Frankly Music makes big music
Violinist Frank Almond didn’t make it easy on himself or his guests, cellist Robert deMaine and pianist Andrew Armstrong, at the opener of his Frankly Music series Monday evening (Sept. 26).
The degree of difficulty in Ellen Taaffe Zwilich’s 1988 Piano Trio is off the charts. Blazing runs form wild gestures filled with toe-stubbing rests in all the wrong places. (Those scales reminded me of the Tasmanian Devil’s whirlwind locomotion in those old Looney Toons.) Some of them mutter and scuttle, others unleash Expressionist fury at high volume, and all of them advance at a breakneck pace. These crazed scales contrast sharply with disjunct, moonstruck melodies that are utterly static.

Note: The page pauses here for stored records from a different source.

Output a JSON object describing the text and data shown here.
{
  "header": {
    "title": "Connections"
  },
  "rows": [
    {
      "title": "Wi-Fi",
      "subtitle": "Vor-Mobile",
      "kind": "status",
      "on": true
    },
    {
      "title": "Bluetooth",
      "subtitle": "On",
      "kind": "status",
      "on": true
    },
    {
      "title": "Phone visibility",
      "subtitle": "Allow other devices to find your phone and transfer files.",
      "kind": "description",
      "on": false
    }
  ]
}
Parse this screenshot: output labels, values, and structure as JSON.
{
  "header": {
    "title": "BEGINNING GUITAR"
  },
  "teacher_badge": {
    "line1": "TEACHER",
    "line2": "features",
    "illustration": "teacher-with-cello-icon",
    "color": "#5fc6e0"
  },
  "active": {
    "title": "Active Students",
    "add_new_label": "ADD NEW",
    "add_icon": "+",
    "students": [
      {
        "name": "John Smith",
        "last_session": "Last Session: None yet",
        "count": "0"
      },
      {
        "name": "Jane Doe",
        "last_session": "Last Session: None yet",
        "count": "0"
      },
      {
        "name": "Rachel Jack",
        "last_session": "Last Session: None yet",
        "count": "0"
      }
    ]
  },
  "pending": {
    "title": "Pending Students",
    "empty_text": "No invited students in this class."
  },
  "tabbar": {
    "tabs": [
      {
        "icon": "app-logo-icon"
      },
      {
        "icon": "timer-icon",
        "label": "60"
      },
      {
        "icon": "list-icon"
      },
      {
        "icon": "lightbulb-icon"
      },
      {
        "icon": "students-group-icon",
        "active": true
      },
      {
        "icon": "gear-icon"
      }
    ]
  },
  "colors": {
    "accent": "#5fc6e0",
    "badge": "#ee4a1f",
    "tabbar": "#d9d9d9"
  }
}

The second movement features an incantatory cello melody and a freaky piano solo with two set against three in the most uncomfortable ways imaginable. The finale reworks all of the above material an utterly fantastical ways and at an even more furious pace. This tense, formidable music never offers a relaxed moment. Zwilich is up in your face and in the players’ faces throughout. It’s all about thrills and chills, and these delivered them with the boldest sort of virtuosity.
Rachmaninoff went to another extreme in his youthful Trio Élégiaque No. 1 in G minor, from 1892. Just as Almond, deMaine and Armstrong went all the way with Zwilich’s classical thrash, they went all the way with Rachmaninoff’s glamorous melancholy. The generous vibrato and the yearning surge in the phrasing made for unabashed and affecting pathos.
Zwilich’s and Rachmaninoff’s pieces are essentially about one thing each. Brahms’ Trio No. 1 in B, Opus 8, though, is an expansive and varied sound world, rife with chorale, dance and ardent song, fitful in its swings between hushed intimacy and welling up into outbursts. The other pieces are short stories; Brahms wrote a novel.
This big-scale drama should ebb and flow, but always build. It should top itself again and again, though it seems for all the world as if all possible limits have been exceeded. Almond, deMaine and Armstrong, in complete technical and aesthetic command, built to climax after climax over four movements and reached the ultimate peak at the end. If you want more catharsis in your life, Brahms, Almond, Armstrong and deMaine have something for you.
This program, given at the Wisconsin Conservatory of Music, will be repeated at 7 p.m. Tuesday, Sept. 27. Tickets and info right here. Joel Van Haren shot some rehearsal video for this concert; click here to see it.
This would be worth seeing twice.
Frank Almond and Robert deMaine demonstrate once again that which for me has been a long-held belief, and that is that the most expressive instruments in the world are violin and cello and not the voice as many believe, much as I love opera and art song.
Andrew Armstrong on the piano is a full renewal of how the modern piano ought be played in this repertoire–just tremendous.
I was chatting to Edo deWaart afterward, and I made a general suggestion that is best not to retreat from limitations in the acoustic but to simply override it. He agreed that that is sometimes true.
I wouldn’t mind a double season subscription to this series so that I could see each of the remaining concerts both days.